Le 29 juin 2015, C.________ et le promettant acquéreur B.________
(ci-après: les constructeurs) ont déposé un projet de construction portant sur
la démolition des bâtiments n°ECA 378 et 379 et la construction de 3 bâtiments
avec enveloppe thermique renforcée, destinée aux activités professionnelles et
au logement et de 2 parkings souterrains de 9 et 34 places. Le projet prévoyait
une dizaine de logements répartis sur deux bâtiments, ainsi qu'un bâtiment
entier et une partie de bâtiment dédiés à des activités professionnelles. Ce
projet a été mis à l'enquête publique du 8 août au 6 septembre 2015. Il a
suscité 12 oppositions dont les suivantes:
-
opposition commune notamment de ********, ********, D.________, ********
et ********, copropriétaires de lots de propriété par étages constitués sur la
parcelle n° 1363, voisine de la parcelle à construire au Sud-Ouest, de
l'autre côté du chemin de Plantaz;
-
opposition commune de E.________ et F.________, propriétaires
respectivement des parcelles n° 1301 et 1303 de la Commune de Lutry,
jouxtant la parcelle à construire à l'Ouest et à l'Est;
-
opposition commune de G.________, ******** et ********,
domiciliées dans l'immeuble sis sur la parcelle n°1301, voisine à l'Ouest de la
parcelle à construire;
-
opposition commune de ********, ********, ********, ********, ********,
********, ********, ********, ********, ******** et ********, copropriétaires
de la PPE ********, sise sur la parcelle n° 1361, située au Sud-Ouest de
la parcelle à construire, en aval du chemin de Plantaz;
-
opposition de ********, domicilié dans l'immeuble sis sur la
parcelle n°1361, en aval du chemin de Plantaz;
-
opposition de l'association A.________.
C.
Le 18 février 2016, la Municipalité de Lutry (ci-après: la Municipalité)

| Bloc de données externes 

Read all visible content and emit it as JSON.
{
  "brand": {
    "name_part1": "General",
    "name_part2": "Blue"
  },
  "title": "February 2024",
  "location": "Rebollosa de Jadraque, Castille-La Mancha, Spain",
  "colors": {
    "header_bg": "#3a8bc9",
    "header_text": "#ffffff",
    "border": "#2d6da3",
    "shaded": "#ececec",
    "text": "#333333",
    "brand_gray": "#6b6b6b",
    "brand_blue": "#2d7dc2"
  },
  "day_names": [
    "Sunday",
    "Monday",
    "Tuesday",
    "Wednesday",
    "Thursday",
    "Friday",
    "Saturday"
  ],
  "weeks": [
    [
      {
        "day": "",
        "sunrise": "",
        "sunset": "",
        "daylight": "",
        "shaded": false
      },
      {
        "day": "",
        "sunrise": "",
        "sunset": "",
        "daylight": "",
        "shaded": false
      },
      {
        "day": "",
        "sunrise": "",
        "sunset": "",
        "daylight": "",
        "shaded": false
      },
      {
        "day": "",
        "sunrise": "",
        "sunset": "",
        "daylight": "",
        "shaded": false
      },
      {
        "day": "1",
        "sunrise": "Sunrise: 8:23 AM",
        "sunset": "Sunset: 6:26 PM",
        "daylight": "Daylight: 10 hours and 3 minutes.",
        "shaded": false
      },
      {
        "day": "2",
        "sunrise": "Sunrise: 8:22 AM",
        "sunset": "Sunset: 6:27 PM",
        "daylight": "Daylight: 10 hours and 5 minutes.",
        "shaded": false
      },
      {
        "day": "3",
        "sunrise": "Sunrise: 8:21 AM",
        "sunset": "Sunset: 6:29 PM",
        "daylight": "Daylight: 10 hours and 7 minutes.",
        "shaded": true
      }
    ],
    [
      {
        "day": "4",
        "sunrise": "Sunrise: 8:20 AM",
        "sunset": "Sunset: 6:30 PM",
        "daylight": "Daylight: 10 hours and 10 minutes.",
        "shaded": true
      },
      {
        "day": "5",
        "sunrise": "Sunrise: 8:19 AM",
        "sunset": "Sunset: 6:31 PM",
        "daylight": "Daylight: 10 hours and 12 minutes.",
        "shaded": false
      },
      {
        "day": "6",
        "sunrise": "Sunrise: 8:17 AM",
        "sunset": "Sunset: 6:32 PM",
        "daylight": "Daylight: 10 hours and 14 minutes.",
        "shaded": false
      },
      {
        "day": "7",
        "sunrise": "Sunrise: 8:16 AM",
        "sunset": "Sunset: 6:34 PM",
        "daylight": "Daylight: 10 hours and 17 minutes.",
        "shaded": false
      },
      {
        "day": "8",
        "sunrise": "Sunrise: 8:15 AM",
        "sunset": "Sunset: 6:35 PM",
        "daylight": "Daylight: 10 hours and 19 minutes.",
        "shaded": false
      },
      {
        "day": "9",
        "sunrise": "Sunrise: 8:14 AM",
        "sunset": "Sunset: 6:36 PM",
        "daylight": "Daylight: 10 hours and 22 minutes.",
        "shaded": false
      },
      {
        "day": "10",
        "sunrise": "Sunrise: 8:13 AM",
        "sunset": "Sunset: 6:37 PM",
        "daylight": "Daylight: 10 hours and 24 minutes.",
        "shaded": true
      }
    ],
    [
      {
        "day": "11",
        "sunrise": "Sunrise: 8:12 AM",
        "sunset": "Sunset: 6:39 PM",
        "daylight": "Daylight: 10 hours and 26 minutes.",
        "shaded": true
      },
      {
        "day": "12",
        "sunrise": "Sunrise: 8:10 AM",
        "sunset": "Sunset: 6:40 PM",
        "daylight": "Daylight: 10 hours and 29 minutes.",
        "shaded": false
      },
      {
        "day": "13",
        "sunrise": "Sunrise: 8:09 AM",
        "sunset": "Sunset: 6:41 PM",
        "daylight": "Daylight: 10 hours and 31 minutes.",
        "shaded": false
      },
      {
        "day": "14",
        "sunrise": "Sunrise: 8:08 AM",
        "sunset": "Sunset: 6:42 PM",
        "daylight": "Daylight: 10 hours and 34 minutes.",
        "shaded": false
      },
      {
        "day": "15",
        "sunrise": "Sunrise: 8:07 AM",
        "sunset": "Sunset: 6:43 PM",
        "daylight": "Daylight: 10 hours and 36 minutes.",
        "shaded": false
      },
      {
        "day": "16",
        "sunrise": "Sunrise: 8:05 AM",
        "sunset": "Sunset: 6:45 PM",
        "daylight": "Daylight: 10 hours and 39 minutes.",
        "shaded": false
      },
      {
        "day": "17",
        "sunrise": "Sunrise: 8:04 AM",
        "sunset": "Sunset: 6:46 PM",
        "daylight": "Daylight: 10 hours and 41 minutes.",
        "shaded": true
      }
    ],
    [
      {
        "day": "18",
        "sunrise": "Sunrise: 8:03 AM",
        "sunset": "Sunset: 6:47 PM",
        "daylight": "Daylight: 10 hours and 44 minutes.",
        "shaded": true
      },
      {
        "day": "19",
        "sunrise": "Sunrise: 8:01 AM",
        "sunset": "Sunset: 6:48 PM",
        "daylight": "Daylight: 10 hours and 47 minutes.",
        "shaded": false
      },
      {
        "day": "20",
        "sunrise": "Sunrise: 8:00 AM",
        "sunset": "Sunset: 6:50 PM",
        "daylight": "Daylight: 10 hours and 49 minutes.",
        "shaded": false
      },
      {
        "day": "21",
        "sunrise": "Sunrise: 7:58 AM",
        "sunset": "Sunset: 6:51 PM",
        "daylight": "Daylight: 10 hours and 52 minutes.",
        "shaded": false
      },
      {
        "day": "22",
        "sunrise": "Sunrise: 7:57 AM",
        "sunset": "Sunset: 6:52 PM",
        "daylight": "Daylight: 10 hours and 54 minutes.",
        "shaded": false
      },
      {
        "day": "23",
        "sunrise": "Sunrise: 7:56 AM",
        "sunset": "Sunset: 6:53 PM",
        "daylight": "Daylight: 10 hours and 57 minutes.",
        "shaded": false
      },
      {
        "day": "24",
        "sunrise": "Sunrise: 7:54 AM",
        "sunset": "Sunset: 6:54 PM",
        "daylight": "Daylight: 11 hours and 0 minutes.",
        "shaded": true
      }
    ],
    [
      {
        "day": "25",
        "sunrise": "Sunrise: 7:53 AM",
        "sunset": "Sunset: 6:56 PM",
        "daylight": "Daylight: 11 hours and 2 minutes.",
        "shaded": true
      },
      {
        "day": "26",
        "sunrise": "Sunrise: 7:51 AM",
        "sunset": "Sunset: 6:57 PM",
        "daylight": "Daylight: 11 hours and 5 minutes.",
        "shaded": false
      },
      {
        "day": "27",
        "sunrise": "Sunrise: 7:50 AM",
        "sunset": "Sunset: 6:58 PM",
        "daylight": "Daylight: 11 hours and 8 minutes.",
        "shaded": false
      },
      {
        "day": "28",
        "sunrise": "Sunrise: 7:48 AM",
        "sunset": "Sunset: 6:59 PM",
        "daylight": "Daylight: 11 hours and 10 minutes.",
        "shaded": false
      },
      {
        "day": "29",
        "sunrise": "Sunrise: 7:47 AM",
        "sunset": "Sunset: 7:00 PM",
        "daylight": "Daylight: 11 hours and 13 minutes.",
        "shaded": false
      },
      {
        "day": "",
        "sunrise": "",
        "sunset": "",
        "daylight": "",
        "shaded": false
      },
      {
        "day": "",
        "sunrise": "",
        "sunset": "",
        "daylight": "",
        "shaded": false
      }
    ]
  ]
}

a levé les oppositions et délivré le permis de construire requis.
D.
Le 21 mars 2016, ********, ********, D.________, ******** et ********,
par l'intermédiaire de leur conseil commun, l'avocat Pierre-Yves Brandt, ont
formé recours contre cette décision devant la Cour de droit administratif et
public du Tribunal cantonal (CDAP), concluant à sa réforme en ce sens que
l'opposition des recourants est maintenue et que le permis de construire n'est,
en conséquence, pas délivré. Subsidiairement, ils ont conclu à l'annulation de
la décision et au renvoi du dossier à l'autorité intimée pour nouvelle
instruction et décision dans le sens des considérants. La cause a été
enregistrée sous la référence AC.2016.0085.
E.
Par acte du 21 mars 2016 également, l'association A.________ a formé
recours, par l'avocat Laurent Fischer, contre la décision de la Municipalité,
concluant, sous suite de frais et dépens, à sa réforme en ce sens que le permis
de construire sollicité est refusé. Subsidiairement, elle a conclu à
l'annulation de la décision et au renvoi du dossier à l'autorité intimée pour
nouvelle décision dans le sens des considérants. La cause a été enregistrée
sous la référence AC.2016.0086.
F.
Le 4 avril 2016, un recours commun a encore été déposé par F.________, E.________,
G.________, ********, ********, ********, ********, ********, ********, ********,
********, ********, ********, ******** et ********. Agissant sous la plume de
leur conseil commun, l'avocat Xavier Rubli, les recourants ont conclu, sous
suite de frais et dépens, à l'annulation des décisions de la Municipalité du 18
février 2016 levant leurs oppositions, ainsi que, à toutes fins utiles, des
autorisations spéciales qui les accompagnent. La cause a été enregistrée sous la
référence AC.2016.0099.
Par avis du 19 avril 2016, la juge instructrice de
la CDAP a joint l'instruction des causes AC.2016.0085, AC.2016.0086 et
AC.2016.0099.
G.
Par arrêt du 21 mars 2018 dans les causes jointes AC.2016.0085,
AC.2016.0086 et AC.2016.0099, le Tribunal cantonal a rejeté les recours et
confirmé la décision attaquée. Le dispositif de l'arrêt était libellé comme
suit:
"I. Le recours de D.________ et
consorts est rejeté.
II. Le recours de l'Association A.________
est rejeté.
III. Le recours de F.________ et consorts est
rejeté.
IV. Les décisions de la Municipalité de
Lutry, du 18 février 2016, sont confirmées.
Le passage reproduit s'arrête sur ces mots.